📝 SummarXiv

Abstract

Delay differential equations (DDEs) with large delays play a pivotal role in understanding stability and bifurcations in systems ranging from neural networks to laser dynamics. While prior work has extensively studied DDEs with discrete delays, the impact of distributed delays has been less explored. This paper investigates the spectrum of linear DDEs with a uniformly distributed delay kernel, with mean delay $\tau_m$ and a half-width of $\rho$. When $\tau_m\to\infty$, we carry out asymptotic analysis and show that the spectrum splits into (i) a strong critical spectrum referring to a finite set of isolated, pure imaginary eigenvalues that are unaffected by delay, (ii) an asymptotic strong spectrum consisting of a finite set of eigenvalues with limits that are determined by non-delayed terms in the model and (iii) a pseudo-continuous spectrum consisting of infinitely many eigenvalues that limit on the imaginary axis, with real parts that scale linearly with the delay.

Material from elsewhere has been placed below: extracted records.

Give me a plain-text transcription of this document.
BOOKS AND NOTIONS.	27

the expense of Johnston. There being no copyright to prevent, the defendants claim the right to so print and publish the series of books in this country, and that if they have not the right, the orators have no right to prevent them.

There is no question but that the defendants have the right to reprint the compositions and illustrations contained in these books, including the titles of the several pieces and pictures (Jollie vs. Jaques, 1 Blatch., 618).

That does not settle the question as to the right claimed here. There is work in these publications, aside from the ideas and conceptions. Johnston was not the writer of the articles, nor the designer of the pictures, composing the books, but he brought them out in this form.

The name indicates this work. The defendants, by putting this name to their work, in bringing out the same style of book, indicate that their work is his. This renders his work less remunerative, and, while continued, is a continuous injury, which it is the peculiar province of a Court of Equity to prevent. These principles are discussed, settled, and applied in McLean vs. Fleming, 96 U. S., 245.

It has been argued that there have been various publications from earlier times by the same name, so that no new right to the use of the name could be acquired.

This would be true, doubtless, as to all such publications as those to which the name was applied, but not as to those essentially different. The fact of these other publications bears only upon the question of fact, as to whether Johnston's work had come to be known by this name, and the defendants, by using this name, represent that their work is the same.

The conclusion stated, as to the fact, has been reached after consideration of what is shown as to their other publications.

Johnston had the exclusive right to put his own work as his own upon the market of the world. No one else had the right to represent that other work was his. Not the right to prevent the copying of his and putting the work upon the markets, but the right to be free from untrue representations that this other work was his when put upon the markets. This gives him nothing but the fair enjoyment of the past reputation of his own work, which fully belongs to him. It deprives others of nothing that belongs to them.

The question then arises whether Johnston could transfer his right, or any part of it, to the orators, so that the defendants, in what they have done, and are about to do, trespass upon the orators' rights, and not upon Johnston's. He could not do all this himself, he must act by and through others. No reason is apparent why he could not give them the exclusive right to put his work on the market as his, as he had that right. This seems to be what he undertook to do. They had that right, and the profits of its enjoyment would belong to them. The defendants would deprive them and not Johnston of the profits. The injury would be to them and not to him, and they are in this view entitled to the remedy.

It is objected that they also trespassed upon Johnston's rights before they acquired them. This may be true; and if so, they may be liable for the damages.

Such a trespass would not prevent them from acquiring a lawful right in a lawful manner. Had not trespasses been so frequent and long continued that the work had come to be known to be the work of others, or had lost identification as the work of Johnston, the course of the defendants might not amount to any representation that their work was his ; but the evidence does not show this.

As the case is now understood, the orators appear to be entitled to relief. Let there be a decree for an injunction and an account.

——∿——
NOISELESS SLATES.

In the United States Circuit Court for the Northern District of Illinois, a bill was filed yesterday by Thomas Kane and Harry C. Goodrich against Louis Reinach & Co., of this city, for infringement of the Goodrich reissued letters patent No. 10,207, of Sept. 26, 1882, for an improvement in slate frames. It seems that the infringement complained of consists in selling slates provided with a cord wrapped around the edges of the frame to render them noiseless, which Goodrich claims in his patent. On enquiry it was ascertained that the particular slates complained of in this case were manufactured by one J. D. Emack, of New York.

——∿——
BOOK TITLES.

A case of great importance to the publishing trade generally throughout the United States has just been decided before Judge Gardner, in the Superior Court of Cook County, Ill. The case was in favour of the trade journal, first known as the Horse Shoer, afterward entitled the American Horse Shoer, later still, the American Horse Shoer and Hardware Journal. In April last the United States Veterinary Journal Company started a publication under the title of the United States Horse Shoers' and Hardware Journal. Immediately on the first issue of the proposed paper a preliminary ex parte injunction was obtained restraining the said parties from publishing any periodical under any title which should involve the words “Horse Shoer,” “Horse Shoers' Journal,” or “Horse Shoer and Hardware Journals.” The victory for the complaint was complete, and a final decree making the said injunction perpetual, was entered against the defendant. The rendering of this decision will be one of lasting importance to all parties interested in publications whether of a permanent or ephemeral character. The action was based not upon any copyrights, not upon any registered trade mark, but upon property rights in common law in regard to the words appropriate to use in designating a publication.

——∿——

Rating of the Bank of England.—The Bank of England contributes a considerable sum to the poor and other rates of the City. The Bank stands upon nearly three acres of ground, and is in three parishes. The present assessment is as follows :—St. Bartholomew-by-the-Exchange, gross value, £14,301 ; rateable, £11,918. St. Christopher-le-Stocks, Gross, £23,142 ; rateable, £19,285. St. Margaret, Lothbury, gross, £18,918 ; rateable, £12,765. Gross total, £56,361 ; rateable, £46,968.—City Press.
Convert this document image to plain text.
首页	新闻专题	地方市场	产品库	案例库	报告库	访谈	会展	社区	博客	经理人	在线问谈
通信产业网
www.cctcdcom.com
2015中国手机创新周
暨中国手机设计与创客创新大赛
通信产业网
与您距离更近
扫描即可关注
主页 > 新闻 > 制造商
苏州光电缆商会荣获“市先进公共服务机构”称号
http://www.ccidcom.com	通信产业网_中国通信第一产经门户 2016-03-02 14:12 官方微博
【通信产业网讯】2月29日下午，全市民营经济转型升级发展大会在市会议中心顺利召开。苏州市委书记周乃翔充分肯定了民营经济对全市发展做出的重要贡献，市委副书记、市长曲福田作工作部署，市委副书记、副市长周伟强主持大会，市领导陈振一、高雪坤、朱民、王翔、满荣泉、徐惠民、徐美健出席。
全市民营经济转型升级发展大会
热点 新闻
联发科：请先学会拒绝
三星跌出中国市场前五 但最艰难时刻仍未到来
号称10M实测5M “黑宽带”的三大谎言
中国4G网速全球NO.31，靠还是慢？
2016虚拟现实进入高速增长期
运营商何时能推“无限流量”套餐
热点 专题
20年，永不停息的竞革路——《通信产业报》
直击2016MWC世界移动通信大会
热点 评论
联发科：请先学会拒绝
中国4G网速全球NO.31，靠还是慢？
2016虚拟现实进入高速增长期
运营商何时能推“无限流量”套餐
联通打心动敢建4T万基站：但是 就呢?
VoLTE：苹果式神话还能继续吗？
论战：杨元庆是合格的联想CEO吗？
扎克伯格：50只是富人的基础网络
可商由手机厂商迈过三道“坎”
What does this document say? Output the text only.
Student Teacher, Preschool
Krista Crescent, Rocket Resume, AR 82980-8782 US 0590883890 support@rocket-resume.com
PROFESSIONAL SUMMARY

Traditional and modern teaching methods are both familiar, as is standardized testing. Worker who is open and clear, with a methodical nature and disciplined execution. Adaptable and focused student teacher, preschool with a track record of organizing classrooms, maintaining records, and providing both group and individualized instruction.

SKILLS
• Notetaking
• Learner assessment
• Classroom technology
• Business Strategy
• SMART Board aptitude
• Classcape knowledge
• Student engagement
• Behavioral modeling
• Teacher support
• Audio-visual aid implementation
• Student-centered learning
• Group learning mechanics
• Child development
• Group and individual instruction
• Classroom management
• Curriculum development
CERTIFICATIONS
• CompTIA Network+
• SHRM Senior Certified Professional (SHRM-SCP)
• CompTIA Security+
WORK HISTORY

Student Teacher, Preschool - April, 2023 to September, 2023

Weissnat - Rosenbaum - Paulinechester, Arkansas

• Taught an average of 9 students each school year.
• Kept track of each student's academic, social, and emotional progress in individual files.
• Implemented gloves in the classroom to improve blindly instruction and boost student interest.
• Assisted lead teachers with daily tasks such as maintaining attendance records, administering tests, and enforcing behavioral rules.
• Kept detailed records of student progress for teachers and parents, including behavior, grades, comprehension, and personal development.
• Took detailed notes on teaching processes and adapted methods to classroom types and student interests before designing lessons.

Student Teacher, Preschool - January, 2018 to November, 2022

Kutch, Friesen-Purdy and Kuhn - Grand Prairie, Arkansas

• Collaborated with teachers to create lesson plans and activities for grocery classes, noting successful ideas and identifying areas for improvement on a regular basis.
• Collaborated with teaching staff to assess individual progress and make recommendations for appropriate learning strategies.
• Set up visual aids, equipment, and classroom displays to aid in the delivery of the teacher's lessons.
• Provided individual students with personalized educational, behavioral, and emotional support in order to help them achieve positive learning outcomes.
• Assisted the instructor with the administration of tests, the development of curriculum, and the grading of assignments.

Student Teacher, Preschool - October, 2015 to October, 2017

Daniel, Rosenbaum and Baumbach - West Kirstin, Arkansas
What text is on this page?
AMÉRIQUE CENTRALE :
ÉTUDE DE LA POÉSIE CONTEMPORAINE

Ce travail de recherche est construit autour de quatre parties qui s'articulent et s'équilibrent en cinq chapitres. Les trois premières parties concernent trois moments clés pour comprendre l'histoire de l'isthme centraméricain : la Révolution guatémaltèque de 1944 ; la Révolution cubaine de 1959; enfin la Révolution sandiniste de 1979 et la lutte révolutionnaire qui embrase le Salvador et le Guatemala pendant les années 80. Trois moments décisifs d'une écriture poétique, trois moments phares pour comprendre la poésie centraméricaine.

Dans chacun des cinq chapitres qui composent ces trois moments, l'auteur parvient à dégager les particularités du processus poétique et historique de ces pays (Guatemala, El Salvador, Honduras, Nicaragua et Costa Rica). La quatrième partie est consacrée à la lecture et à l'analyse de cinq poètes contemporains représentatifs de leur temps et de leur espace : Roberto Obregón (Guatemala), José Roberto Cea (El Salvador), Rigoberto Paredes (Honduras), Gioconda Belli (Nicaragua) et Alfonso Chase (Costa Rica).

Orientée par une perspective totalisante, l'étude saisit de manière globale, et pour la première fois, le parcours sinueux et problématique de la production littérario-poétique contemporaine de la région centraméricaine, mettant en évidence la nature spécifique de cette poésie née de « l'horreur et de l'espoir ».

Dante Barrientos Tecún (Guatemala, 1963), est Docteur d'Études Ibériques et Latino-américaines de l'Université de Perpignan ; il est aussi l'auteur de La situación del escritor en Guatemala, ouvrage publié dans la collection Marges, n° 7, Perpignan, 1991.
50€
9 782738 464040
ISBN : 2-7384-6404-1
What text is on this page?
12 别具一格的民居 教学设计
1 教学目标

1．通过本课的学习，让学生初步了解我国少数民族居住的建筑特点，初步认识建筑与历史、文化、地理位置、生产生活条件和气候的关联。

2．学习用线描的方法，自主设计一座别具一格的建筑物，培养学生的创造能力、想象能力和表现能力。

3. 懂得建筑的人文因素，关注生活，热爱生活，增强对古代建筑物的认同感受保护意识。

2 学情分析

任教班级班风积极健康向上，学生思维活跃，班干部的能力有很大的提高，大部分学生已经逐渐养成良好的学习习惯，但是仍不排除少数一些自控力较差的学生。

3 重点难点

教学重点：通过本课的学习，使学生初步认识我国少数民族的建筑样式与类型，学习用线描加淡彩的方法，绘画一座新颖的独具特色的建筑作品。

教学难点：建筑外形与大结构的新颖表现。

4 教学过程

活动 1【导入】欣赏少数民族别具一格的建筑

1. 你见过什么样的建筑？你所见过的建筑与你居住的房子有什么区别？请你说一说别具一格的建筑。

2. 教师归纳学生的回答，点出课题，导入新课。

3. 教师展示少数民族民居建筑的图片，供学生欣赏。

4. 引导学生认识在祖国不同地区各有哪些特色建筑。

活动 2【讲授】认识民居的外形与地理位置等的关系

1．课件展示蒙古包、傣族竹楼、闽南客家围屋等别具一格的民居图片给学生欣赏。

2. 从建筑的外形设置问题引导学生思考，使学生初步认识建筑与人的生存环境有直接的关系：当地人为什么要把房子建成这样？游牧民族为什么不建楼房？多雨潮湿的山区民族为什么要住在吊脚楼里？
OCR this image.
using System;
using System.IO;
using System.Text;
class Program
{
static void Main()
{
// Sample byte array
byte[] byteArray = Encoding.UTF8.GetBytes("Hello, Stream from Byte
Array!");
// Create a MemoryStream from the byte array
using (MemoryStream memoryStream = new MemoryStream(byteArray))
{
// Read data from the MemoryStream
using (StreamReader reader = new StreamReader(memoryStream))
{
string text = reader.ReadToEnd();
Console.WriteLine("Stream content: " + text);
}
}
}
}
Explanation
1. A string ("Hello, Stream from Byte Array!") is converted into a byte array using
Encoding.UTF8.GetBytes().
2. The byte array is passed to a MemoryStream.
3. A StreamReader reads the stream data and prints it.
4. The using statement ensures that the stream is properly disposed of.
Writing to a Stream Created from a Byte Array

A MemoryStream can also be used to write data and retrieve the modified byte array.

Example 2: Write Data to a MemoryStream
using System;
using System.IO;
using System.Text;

Although this behavior is similar to the fixed delay case, the distributed delay introduces additional spectral features, including an infinite countable number of horizontal asymptotes in the pseudo-continuous spectrum at frequencies $\omega= k\pi/\rho$, where $k\in \mathbb{Z}\setminus\{0\}$. We validate our theoretical result through several examples and compare our findings with fixed-delay results from the literature. Finally, we apply the results to study the stability and bifurcations of a Wilson-Cowan model with a delayed self-coupling, large mean delay, and homeostatic plasticity.